Die Zahl der auf Hartz-IV-Leistungen angewiesenen Kinder ist unverändert hoch. Mehr als 600.000 von ihnen sind bereits seit vier und mehr Jahren davon abhängig. Die Zahl der bis zu 15-Jährigen, die wegen der Arbeitslosigkeit ihrer Eltern Hilfe vom Jobcenter beziehen, stieg im Vergleich zum Vorjahr um 9100 oder 1,4 Prozent auf knapp 646.000, wie aus Daten der Bundesagentur für Arbeit (BA) vom Juni 2014 hervorgeht. Die Zahlen werden nur zweimal jährlich ermittelt. Über die Entwicklung hatte zuerst die "Bild"-Zeitung berichtet.

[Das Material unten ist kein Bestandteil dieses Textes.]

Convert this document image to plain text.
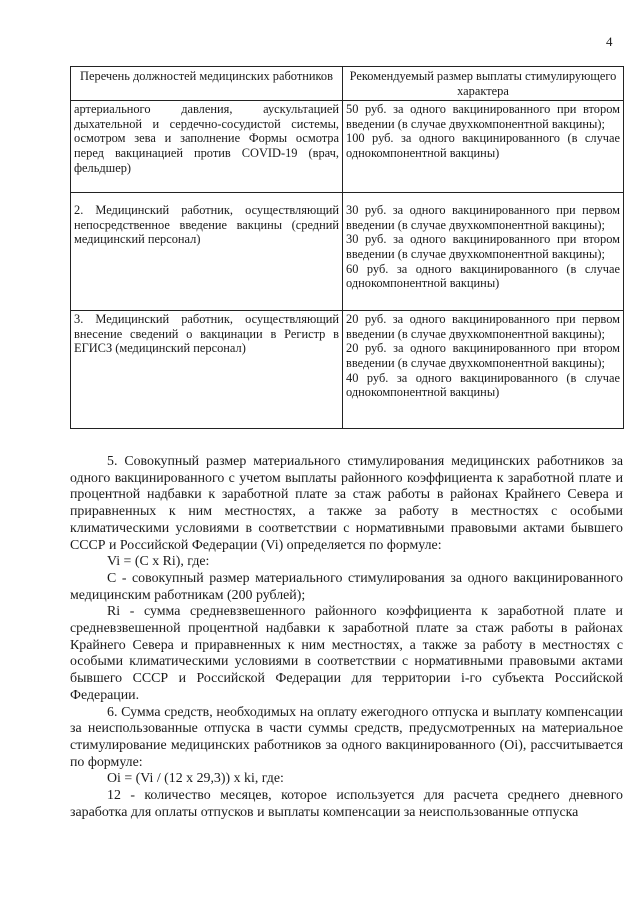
4
Перечень должностей медицинских работников	Рекомендуемый размер выплаты стимулирующего характера
артериального давления, аускультацией дыхательной и сердечно-сосудистой системы, осмотром зева и заполнение Формы осмотра перед вакцинацией против COVID-19 (врач, фельдшер)	50 руб. за одного вакцинированного при втором введении (в случае двухкомпонентной вакцины);
100 руб. за одного вакцинированного (в случае однокомпонентной вакцины)

2. Медицинский работник, осуществляющий непосредственное введение вакцины (средний медицинский персонал)	30 руб. за одного вакцинированного при первом введении (в случае двухкомпонентной вакцины);
30 руб. за одного вакцинированного при втором введении (в случае двухкомпонентной вакцины);
60 руб. за одного вакцинированного (в случае однокомпонентной вакцины)

3. Медицинский работник, осуществляющий внесение сведений о вакцинации в Регистр в ЕГИСЗ (медицинский персонал)	20 руб. за одного вакцинированного при первом введении (в случае двухкомпонентной вакцины);
20 руб. за одного вакцинированного при втором введении (в случае двухкомпонентной вакцины);
40 руб. за одного вакцинированного (в случае однокомпонентной вакцины)

5. Совокупный размер материального стимулирования медицинских работников за одного вакцинированного с учетом выплаты районного коэффициента к заработной плате и процентной надбавки к заработной плате за стаж работы в районах Крайнего Севера и приравненных к ним местностях, а также за работу в местностях с особыми климатическими условиями в соответствии с нормативными правовыми актами бывшего СССР и Российской Федерации (Vi) определяется по формуле:

Vi = (C x Ri), где:

C - совокупный размер материального стимулирования за одного вакцинированного медицинским работникам (200 рублей);

Ri - сумма средневзвешенного районного коэффициента к заработной плате и средневзвешенной процентной надбавки к заработной плате за стаж работы в районах Крайнего Севера и приравненных к ним местностях, а также за работу в местностях с особыми климатическими условиями в соответствии с нормативными правовыми актами бывшего СССР и Российской Федерации для территории i-го субъекта Российской Федерации.

6. Сумма средств, необходимых на оплату ежегодного отпуска и выплату компенсации за неиспользованные отпуска в части суммы средств, предусмотренных на материальное стимулирование медицинских работников за одного вакцинированного (Oi), рассчитывается по формуле:

Oi = (Vi / (12 x 29,3)) x ki, где:

12 - количество месяцев, которое используется для расчета среднего дневного заработка для оплаты отпусков и выплаты компенсации за неиспользованные отпуска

Den Löwenanteil der betroffenen Kinder machen die 7- bis 15-Jährigen aus. Mit knapp 465.000 nahm ihre Zahl zwischen Juni 2013 und Juni 2014 um mehr als 8600 zu. In einigen Städten und Regionen ist der Anteil der Langzeitbezieher von Hartz IV unter den 7- bis 15-Jährigen extrem hoch. In Berlin erhielten 70 Prozent dieser Altersgruppe mit Hartz-Bezug die Leistungen schon länger als vier Jahre.

Eine BA-Sprecherin wies am Sonntag darauf hin, dass unter den Kindern mit Hartz-Bezug auch viele unter Dreijährige seien, deren alleinerziehende Mütter wegen der Betreuung ihres Kindes nicht arbeiten könnten. Auch Kinder aus "Aufstocker-Familien" zählten dazu.

Im kommenden Jahr steigen die Regelsätze für Empfänger von Hartz-IV-Leistungen um gut zwei Prozent. Alleinstehende erhalten somit nun einen Betrag von 399 Euro - das sind acht Euro mehr als bisher.